Families and giggling groups of girls are posing for photos, their faces flushed with cold and framed by fur-trimmed hoods. There’s an excited holiday mood in the air.
During the week it snows again. The weather follows a regular cycle here: it snows heavily for a few says, then the sky clear and the ice gradually thaws, then it starts to rain, and the rain turns to snow, and the whole process starts over again.
Mini-kilt challenge
On Friday I have the morning off and, although the temperature is well below zero, I decide to go to Dordoi in search of one of the colourful mini-kilts trendy young women in Bishkek have suddenly started wearing.

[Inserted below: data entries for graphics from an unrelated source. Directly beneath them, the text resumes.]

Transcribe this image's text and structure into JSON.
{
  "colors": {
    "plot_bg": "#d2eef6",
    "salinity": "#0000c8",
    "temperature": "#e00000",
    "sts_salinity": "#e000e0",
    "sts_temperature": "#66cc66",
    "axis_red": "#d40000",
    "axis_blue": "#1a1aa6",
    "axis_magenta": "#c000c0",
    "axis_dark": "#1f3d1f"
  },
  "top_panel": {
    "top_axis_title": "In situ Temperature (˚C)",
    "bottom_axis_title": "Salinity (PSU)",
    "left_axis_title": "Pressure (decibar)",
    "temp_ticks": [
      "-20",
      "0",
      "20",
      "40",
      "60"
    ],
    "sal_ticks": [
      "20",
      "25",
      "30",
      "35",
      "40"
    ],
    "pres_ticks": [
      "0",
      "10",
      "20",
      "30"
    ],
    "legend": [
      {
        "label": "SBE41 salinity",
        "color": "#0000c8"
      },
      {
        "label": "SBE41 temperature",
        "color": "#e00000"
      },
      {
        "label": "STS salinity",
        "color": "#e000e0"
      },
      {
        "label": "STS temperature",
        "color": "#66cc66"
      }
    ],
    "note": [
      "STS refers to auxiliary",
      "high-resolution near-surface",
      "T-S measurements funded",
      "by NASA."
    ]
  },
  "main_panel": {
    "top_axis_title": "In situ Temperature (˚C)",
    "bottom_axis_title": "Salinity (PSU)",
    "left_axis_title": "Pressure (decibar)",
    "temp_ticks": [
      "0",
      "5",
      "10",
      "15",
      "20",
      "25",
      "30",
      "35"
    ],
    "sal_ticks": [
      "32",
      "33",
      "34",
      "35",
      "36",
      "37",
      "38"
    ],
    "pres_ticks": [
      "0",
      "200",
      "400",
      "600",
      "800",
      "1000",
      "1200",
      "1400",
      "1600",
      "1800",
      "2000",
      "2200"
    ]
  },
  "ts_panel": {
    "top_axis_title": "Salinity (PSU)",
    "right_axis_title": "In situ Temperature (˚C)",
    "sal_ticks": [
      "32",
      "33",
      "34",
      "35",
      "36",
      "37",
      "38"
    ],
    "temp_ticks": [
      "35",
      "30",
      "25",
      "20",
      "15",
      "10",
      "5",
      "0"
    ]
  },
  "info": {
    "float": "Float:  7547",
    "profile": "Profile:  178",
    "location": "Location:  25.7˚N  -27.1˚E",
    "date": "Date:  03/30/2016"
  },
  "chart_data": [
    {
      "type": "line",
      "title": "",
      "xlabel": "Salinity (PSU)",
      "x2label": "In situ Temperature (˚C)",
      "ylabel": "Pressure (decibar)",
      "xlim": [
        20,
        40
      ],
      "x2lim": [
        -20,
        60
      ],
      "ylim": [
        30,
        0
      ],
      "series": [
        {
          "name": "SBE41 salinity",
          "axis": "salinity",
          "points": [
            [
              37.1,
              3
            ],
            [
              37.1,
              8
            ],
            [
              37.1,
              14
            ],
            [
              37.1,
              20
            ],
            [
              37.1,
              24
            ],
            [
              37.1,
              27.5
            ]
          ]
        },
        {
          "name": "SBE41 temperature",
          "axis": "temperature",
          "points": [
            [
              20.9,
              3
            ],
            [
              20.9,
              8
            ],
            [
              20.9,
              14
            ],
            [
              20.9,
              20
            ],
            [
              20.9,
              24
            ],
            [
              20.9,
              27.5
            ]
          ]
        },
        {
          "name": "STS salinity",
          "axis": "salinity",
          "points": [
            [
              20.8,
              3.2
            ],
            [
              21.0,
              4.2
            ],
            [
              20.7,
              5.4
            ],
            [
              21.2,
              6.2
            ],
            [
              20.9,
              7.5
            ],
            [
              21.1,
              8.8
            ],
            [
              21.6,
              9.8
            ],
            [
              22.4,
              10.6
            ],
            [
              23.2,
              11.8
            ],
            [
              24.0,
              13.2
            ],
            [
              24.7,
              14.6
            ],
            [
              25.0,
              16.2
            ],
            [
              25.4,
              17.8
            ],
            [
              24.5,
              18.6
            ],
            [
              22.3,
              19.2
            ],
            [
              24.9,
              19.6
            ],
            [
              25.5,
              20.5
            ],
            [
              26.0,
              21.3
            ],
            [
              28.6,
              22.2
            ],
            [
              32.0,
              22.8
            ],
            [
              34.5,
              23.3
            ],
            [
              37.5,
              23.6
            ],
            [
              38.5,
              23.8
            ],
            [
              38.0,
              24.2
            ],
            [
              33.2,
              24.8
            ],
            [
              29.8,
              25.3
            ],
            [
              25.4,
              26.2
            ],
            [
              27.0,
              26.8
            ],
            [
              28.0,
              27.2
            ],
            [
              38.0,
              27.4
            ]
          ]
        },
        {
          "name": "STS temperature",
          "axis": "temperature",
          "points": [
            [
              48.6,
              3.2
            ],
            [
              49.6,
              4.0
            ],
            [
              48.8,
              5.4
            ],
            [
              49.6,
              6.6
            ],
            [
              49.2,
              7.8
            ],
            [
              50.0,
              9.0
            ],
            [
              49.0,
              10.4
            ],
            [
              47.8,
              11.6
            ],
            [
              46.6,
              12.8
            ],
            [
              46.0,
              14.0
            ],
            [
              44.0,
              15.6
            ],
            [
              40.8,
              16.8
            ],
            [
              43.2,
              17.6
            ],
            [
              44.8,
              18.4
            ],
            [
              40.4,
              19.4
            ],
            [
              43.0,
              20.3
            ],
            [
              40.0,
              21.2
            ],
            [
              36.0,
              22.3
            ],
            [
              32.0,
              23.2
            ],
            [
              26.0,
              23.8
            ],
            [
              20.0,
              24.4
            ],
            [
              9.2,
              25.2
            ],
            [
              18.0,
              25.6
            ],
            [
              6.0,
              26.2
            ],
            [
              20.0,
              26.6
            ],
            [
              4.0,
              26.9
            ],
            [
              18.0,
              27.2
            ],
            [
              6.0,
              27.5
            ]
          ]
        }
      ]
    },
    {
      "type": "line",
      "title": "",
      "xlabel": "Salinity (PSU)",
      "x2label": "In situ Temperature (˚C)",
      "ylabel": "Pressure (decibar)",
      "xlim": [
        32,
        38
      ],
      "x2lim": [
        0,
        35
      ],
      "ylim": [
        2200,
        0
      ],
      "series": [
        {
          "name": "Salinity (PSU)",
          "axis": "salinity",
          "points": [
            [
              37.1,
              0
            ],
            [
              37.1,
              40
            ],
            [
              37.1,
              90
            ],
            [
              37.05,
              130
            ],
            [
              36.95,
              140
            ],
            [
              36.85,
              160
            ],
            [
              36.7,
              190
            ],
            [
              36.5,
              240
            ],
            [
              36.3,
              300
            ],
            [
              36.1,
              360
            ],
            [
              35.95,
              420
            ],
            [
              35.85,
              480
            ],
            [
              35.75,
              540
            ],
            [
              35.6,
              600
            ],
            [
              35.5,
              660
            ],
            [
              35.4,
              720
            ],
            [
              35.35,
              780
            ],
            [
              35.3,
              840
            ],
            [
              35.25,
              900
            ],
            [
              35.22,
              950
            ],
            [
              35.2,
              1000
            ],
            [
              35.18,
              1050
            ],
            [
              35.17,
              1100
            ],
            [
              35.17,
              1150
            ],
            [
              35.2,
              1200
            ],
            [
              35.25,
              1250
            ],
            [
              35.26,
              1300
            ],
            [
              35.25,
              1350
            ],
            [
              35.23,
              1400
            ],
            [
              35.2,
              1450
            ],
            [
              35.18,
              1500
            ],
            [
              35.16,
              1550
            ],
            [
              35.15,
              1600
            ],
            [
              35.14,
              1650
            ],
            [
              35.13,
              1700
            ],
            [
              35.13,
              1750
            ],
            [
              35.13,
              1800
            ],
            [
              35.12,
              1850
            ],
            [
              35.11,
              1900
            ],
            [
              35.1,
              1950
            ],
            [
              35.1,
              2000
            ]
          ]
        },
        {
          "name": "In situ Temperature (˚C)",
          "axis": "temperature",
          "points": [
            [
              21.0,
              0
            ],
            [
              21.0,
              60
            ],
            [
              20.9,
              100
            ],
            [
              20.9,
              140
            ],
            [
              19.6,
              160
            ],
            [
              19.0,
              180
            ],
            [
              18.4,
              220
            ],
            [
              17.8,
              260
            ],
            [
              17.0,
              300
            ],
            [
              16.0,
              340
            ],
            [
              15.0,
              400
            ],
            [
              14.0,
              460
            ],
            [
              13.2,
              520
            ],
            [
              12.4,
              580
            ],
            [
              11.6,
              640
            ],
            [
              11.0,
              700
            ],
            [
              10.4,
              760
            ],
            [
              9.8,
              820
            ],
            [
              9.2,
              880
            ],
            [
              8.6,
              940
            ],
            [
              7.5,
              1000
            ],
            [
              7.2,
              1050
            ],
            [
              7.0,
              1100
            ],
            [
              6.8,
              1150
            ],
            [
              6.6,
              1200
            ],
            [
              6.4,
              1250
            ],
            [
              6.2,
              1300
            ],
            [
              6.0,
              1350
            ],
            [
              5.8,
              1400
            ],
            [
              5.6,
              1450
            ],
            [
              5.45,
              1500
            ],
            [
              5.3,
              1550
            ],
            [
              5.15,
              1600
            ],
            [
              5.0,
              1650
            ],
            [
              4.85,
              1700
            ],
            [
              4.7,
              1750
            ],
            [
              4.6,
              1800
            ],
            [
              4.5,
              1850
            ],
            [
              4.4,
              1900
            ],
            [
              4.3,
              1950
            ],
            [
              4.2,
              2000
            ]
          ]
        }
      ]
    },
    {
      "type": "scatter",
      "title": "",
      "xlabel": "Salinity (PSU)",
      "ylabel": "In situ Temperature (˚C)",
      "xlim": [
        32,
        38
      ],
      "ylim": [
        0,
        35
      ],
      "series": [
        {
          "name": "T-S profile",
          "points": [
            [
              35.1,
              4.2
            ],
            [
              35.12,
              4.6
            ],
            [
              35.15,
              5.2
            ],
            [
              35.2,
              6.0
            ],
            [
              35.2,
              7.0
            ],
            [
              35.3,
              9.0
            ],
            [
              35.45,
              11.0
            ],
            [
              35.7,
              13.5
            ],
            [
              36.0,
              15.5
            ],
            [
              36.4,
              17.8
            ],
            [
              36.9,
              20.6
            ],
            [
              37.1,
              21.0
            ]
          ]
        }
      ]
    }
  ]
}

Sometimes the bazaar can be a frustrating place to shop. Nothing is organised. It’s impossible to go to a single section and say ‘here are undies’ or ‘here is sportswear’. Apart from which I am constantly dodging barrows while being pushed into wet gutters by barging babushkas and pushing the garments hanging from overhead hooks and bulging off overflowing clothes rails out the way.
All the while, I’m moving rapidly forwards, eyes darting left and right in search of that elusive kilt. I know that if I go away to think about a purchase I’m likely to be swept away on a tide of shoppers and never find the stall again.
This dark December morning, frozen drizzle is floating between the blue tarpaulins covering the walkways to add to the slushy mess underfoot. The clothes are drab in the half-light, and the traders are too busy huddling round their electric heaters to be the aggressive sales people they usually are.
Dordoi has none of the saucy (but expensive) minis I’ve seen in TSUM, but I find a shortish kilt that fits, in black and white plaid with a faux suede waistband and a tasselled belt.
Frosty night
That night I wear it to a friend’s leaving party. When I exit the bar, the street is white and cold and deserted outside. The streetlights reflect off the falling snow, giving each flake an eerie brightness. I march down to the taxi rank on Chui Prospect, the high heeled winter boots I bought on an earlier trip to Dordoi driving sharply through the soft snow.
The next morning it’s stopped snowing and on the pavement the soft flakes have already been trodden down into dark, shiny ice. It’s so slippery that I need my spike heels to peg me down as I walk, like crampons. I have to tread slowly and carefully, putting my whole foot down to avoid skidding, and holding my back straight to keep my balance. Sometimes the ground is so glassy I fall forwards and slam down onto the ice. Inside their fur-lined gloves my hands are so cold they’re aching and swollen.
I concentrate so hard on staying upright, At 3pm it’s as bright as it’s ever going to be today, with a single watery ray of sun showing through a chink in the clouds. The snowy boughs overhead gleam white against the overcast sky.